Although the Pardoner's Tale does not address the issue of sexual honor, it is a natural successor to the Physician's Tale. Both tales deal with the dangers inherent in gifts of Fortune and Nature. After the physician completes his tale, the Host grieves for Virginia and says, "I seye al day that men may see / That yiftes of Fortune and of Nature / Been cause of deeth to many a creature" (294-296). Virginia's "beautee was hire deth" (297). The Host further opens the door for the Pardoner to craft a tale of the dangers of gifts of Fortune, by saying, "of bothe yiftes that I speke of now / Men han ful ofte moore for harm than prow" (299-300). As someone who makes a living on sermonizing, the pardoner can hardly pass up this opportunity to use his skill to "quite" the physician and Host on this particular issue and, perhaps, make some money off the other pilgrims, especially when these pilgrims shout down the Host's request for a funny tale. After a prologue in which he ill-advisedly reveals his strategy and greed, undercutting his moral authority, the pardoner recycles an oft-told tale of three foolish men who meet their deaths through a gift of Fortune. Thus, the Pardoner's Tale dovetails nicely with the physician's story of a fatal gift of Nature.

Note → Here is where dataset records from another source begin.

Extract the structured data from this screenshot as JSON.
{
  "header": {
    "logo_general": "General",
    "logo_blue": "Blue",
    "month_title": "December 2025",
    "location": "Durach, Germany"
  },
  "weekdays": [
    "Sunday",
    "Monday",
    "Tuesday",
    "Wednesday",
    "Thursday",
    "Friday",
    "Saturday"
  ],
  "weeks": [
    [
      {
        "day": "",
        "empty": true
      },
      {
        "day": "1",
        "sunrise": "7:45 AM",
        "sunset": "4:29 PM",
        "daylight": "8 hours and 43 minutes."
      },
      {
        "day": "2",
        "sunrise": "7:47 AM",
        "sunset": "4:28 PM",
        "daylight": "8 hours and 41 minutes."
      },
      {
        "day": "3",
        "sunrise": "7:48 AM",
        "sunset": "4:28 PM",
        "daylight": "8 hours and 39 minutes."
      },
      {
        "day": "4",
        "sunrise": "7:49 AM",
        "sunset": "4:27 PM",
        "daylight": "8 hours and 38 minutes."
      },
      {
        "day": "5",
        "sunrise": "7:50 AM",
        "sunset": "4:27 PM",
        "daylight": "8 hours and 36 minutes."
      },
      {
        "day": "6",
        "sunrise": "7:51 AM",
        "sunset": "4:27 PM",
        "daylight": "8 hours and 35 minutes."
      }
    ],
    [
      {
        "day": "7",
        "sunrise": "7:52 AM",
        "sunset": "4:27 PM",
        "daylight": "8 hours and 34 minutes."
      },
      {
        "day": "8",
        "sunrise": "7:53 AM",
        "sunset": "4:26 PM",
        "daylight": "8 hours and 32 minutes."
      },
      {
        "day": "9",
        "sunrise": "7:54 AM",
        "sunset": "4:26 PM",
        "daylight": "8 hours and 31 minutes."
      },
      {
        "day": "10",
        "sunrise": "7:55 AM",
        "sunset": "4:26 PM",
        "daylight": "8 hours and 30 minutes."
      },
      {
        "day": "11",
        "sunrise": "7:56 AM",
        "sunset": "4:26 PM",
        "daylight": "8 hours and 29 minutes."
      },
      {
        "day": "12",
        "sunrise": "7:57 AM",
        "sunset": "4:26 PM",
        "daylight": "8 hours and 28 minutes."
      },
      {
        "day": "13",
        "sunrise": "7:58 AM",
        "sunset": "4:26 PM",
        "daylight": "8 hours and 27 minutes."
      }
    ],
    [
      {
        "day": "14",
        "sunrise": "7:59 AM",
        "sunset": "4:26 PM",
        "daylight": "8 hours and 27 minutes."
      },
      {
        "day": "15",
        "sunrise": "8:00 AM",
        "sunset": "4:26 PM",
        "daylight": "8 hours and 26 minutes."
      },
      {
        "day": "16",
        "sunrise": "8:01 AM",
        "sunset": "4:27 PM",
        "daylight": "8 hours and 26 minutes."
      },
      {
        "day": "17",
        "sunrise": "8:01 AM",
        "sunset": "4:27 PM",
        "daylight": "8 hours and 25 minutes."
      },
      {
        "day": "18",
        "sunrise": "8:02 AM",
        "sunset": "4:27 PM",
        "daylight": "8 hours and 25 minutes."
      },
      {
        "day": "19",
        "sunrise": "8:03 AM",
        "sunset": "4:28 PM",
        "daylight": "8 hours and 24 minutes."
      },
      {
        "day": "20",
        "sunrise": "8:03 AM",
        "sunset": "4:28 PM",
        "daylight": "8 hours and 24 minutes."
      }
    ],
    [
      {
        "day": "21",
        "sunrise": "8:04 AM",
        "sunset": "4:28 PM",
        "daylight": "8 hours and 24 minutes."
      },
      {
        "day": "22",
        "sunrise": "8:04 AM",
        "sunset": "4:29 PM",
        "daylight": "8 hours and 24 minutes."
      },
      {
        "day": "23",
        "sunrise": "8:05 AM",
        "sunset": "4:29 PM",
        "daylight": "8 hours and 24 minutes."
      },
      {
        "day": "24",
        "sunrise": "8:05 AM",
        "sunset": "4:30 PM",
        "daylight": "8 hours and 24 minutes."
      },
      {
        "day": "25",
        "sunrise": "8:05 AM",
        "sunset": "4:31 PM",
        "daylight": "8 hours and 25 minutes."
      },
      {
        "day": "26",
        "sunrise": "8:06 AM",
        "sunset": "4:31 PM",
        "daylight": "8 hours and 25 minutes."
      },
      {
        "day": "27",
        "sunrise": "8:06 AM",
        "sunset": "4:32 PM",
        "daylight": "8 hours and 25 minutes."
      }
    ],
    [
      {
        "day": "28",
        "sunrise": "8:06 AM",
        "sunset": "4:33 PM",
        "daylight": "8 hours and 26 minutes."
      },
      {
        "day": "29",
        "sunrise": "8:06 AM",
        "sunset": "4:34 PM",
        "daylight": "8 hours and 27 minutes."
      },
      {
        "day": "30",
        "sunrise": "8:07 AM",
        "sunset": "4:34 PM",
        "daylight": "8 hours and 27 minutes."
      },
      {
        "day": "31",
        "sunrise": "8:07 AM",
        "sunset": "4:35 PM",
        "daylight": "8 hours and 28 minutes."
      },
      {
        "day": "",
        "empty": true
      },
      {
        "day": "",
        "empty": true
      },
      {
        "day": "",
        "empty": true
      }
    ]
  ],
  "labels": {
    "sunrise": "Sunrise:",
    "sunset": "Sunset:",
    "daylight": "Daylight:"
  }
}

Pratt, Robert A. "The Order of the Canterbury Tales." PMLA 66:6 (Dec. 1951). 1141-1167.
Cooper, Helen. Oxford Guides to Chaucer: The Canterbury Tales. Oxford: Oxford UP, 1996.
Good arguments looking forward and backward from the Physician's Tale to defend its placement in the Ellesmere order. And your comparison of Virginia's and Dorigen's situations underscores the way women were subject to men in various roles and stages of their lives: the daughter subservient to her father becomes the wife subservient to her husband (provided she has a father who spares her that long!).